The report states that “the transition to a net-zero economy … looks set to have the largest impact in the coming years” as the overarching context for the continued rise in litigation. I’ve blogged previously on some of the risks to corporate Net Zero pledges/programs that rely too much on carbon offsets, which pose litigation risks. The Association mentions other possible causes of action:
Loss of value in companies can lead to regulatory sanctions or shareholder action against directors and officers. Already, plaintiffs are taking fiduciaries and decision-makers to court, citing developing standards of care. Complaints have been brought against professionals, such as auditors, for failing to integrate climate change into corporate disclosures. Future litigation may therefore come as a direct consequence of failing to take climate change and the transition seriously enough or into account soon enough…
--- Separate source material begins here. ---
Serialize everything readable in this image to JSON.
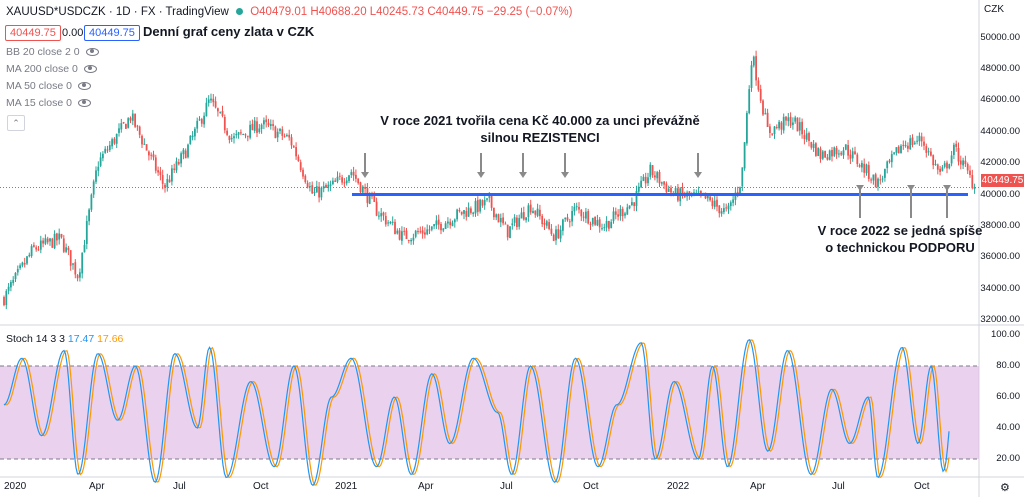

However, it is important to note that this field will continue to evolve and other drivers of climate litigation may emerge as the world transitions to a net-zero economy. The deployment of green and smart infrastructure systems at scale or of new and untested technologies that disrupt established business models, for example, may drive change in this space if the risks are not adequately assessed, understood and mitigated.
What You Can Do
Increased litigation risk means counsel should be involved in your company’s climate activities every step of the way – from developing public statements/reports to planning how to implement technical program elements. Potential liability and legal actions may differ based on an individual’s role as staff, management or Board member. Increasing internal awareness of these risks, and the need for counsel’s participation, is a good first step. Effective communication requires on-going reinforcement of the message as well.
When exploring these risks internally, it may be helpful to ask “How would we respond if we were faced with climate litigation?” – that moves the conversation away from questioning whether a suit would be filed, and instead opens the door to exploring what controls and protections are in place, or need to be reassessed.
Staying on top of the litigation climate of climate matters will also be important for legal departments and outside counsel. The tentacles of these issues extend widely, sometimes into surprising topics, doctrines and jurisdictions. Lawyers should attempt to gain an understanding of technical foundations of potential climate solutions and statements made by the company.
Perhaps at the most basic level, counsel should assume climate information in all forms will be widely read, since that is now under the microscope by investors, customers, NGOs, the media, and increasingly – regulators.